Thursday, January 8, 2009

The gentle art of book reviewing...

is something that I've been doing recently over at KQED. It's an interesting exercise, to define what works or doesn't work about a book rather than tossing it aside the minute it's done and moving on to the next one. Most recently, I've written about pregnant men, and Sarah Vowell. Not at the same time, though.

Saturday, January 3, 2009

Saint Harvey


I've seen Milk twice now. Each time it felt like a slightly different movie. The first time I saw it was at a press screening. The theater was packed. The audience hissed whenever Anita Bryant came onto the screen. The film felt like a lively, libidinal story about political wonkery and community organizing.

Several actors have been floated out over the years as possible Milks (Robin Williams, Steve Carrell), but Sean Penn did strike me as the best choice to play the role. It was a transformation enhanced, perhaps, by Milk's own taste for political vaudeville. Milk loved being on television, and consequently left a lot of footage behind compared to your average human. A serious actor could easily immerse themselves in how Harvey Milk walked, talked, and grandstanded, and that's what Penn clearly did.

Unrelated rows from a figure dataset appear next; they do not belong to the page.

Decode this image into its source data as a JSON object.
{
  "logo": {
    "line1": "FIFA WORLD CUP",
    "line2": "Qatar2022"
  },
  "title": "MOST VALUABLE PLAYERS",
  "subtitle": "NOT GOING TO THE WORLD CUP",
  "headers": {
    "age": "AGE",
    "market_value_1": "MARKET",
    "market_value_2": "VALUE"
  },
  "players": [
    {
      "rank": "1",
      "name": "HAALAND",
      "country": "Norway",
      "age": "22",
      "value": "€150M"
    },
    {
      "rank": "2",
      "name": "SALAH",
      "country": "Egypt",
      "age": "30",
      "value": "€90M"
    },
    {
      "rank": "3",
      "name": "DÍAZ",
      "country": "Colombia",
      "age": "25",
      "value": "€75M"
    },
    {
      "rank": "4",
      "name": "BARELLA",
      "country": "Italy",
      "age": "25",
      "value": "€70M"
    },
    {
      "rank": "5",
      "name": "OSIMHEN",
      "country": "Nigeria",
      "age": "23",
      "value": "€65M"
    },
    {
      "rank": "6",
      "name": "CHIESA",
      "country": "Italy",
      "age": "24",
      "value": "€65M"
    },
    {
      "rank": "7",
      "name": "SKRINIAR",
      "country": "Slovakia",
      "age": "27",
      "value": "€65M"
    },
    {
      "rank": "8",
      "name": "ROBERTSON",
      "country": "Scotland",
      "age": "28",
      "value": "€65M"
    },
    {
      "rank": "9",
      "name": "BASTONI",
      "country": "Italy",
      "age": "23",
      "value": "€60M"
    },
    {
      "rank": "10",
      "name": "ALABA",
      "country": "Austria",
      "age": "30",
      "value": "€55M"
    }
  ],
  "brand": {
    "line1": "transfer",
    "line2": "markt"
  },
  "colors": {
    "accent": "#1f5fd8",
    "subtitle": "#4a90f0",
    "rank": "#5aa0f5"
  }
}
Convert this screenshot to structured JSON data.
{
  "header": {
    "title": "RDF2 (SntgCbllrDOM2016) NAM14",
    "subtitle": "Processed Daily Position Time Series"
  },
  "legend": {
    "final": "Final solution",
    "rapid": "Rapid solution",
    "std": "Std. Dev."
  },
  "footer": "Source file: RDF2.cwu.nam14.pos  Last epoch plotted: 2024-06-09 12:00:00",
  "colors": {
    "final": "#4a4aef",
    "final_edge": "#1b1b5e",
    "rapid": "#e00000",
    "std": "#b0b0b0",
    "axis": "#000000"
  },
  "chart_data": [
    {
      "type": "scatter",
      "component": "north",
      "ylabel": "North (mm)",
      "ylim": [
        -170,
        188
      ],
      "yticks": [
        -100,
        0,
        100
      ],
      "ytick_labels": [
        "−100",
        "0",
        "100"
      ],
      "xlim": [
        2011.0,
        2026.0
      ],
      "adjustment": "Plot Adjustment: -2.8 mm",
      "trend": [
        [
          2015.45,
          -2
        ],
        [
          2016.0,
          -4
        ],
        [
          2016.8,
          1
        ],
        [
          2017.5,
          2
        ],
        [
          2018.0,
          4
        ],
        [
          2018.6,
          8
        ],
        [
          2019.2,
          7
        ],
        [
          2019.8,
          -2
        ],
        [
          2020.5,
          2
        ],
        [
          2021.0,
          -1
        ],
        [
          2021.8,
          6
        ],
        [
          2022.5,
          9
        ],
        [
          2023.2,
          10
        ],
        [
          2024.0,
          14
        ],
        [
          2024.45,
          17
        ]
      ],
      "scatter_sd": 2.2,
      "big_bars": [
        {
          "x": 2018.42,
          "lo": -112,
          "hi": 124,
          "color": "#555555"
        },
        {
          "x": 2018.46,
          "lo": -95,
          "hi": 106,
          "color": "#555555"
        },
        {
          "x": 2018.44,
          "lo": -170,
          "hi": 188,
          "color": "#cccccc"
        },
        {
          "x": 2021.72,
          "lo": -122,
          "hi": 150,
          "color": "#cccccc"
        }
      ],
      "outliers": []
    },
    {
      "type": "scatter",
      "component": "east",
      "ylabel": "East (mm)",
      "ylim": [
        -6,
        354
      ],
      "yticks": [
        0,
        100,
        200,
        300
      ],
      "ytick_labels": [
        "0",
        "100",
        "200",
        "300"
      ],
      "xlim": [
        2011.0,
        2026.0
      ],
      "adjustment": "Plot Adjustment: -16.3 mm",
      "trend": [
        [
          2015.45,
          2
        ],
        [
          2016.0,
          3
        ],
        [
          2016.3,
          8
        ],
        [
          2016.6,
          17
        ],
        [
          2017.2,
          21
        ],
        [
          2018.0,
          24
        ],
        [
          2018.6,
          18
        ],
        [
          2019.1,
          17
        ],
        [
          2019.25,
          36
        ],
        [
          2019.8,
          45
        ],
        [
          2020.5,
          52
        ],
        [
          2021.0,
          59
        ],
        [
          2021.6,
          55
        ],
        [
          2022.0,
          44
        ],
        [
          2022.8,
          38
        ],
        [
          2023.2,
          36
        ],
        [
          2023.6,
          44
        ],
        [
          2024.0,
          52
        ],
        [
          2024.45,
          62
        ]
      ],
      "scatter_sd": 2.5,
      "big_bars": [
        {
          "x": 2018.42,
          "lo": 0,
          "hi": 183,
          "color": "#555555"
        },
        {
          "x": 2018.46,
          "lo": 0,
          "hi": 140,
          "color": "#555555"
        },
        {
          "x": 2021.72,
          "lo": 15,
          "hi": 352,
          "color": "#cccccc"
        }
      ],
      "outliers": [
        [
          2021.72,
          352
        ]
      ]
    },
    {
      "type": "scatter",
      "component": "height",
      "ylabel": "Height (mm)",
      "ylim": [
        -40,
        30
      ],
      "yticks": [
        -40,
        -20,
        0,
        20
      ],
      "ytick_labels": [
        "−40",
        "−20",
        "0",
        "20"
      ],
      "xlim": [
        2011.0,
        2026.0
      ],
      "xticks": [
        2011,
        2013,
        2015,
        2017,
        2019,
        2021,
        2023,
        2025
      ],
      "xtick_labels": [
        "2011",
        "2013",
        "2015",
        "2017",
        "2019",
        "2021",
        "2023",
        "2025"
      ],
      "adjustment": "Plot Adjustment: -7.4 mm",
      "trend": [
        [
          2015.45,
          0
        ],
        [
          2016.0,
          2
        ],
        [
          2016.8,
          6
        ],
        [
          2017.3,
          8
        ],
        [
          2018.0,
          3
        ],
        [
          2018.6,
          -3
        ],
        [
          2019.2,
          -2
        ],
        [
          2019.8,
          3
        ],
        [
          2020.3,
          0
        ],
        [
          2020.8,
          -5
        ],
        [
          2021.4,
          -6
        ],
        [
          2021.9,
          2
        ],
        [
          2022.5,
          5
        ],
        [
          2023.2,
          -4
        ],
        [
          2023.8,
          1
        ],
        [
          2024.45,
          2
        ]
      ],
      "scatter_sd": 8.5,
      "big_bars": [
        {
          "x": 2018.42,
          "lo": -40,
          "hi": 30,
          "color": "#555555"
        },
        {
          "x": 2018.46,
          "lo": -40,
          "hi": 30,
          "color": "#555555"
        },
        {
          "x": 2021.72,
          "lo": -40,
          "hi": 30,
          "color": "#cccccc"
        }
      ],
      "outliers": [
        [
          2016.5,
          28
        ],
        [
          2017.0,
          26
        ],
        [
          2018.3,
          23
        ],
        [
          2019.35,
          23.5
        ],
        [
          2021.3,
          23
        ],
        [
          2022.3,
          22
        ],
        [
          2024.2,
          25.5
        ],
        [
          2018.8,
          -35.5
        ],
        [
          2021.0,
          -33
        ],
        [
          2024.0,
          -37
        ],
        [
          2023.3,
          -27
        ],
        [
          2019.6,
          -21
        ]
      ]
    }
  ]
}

The second time I saw Milk it was with a documentary filmmaker friend. She'd just seen Rob Epstein's documentary, The Times of Harvey Milk, which was playing over at the Roxie. To her, Milk followed the documentary's format almost suspiciously - it opened with the same footage of Dianne Feinstein announcing the deaths of Milk and George Moscone, for example. "And was it just me?" she said, "or was a lot of the movie ultimately just shots of young men pumping their fists in the air and cheering?"

She had a point. And then I realized that, except for Anne Kronenberg, Milk's campaign manager, the women who existed alongside and participated in Milk's career were entirely gone. Milk shows Sean Penn carrying out the debates on the Briggs iniative alone, when, in fact, at every single debate he had a partner named Sally Gearhart. There were a lot of reasons to have her there. Gearhart worked as a debate coach. She had an extensive religious background that allowed her to counter biblical arguements in the way that Harvey could not. But she was also there because she was a woman. Harvey wanted to project an image of Ma and Pa America - of a gay culture that went beyond...well...shots of young men pumping their fists in the air and cheering.

Unlike most men of that era, Harvey went to a lot of effort to involve women, both lesbian and non, in political organizing. Milk insisted that he not only have a woman debate partner, but that the committee behind the fight against the initiative have a board that was 50/50 women and men. In the film, Cleve Jones, played by Emile Hirsch, is presented as Harvey's political heir apparent. But when I interviewed several people who worked closely with Milk on his campaign a few made a point of mentioning that it was Anne Kronenberg that Milk had been grooming as a political successor.

None of these people seemed upset. They were delighted that such a well-done movie had been made, and especially that their friend (who many people had already forgotten) would be remembered again. And history is, by its nature, reductive.

Each story of Milk's life has its flaws, and strengths. As your physician, I'd advise you to check out all of them: The Mayor of Castro Street, by Randy Shilts, The Times of Harvey Milk, and Milk to get a sense of how history is written and re-written. And then, if you ever meet someone who ever met Harvey (and if you live in San Francisco, there are a lot of them out there) ask them your own questions. We aren't finished with history, any more than history is finished with us.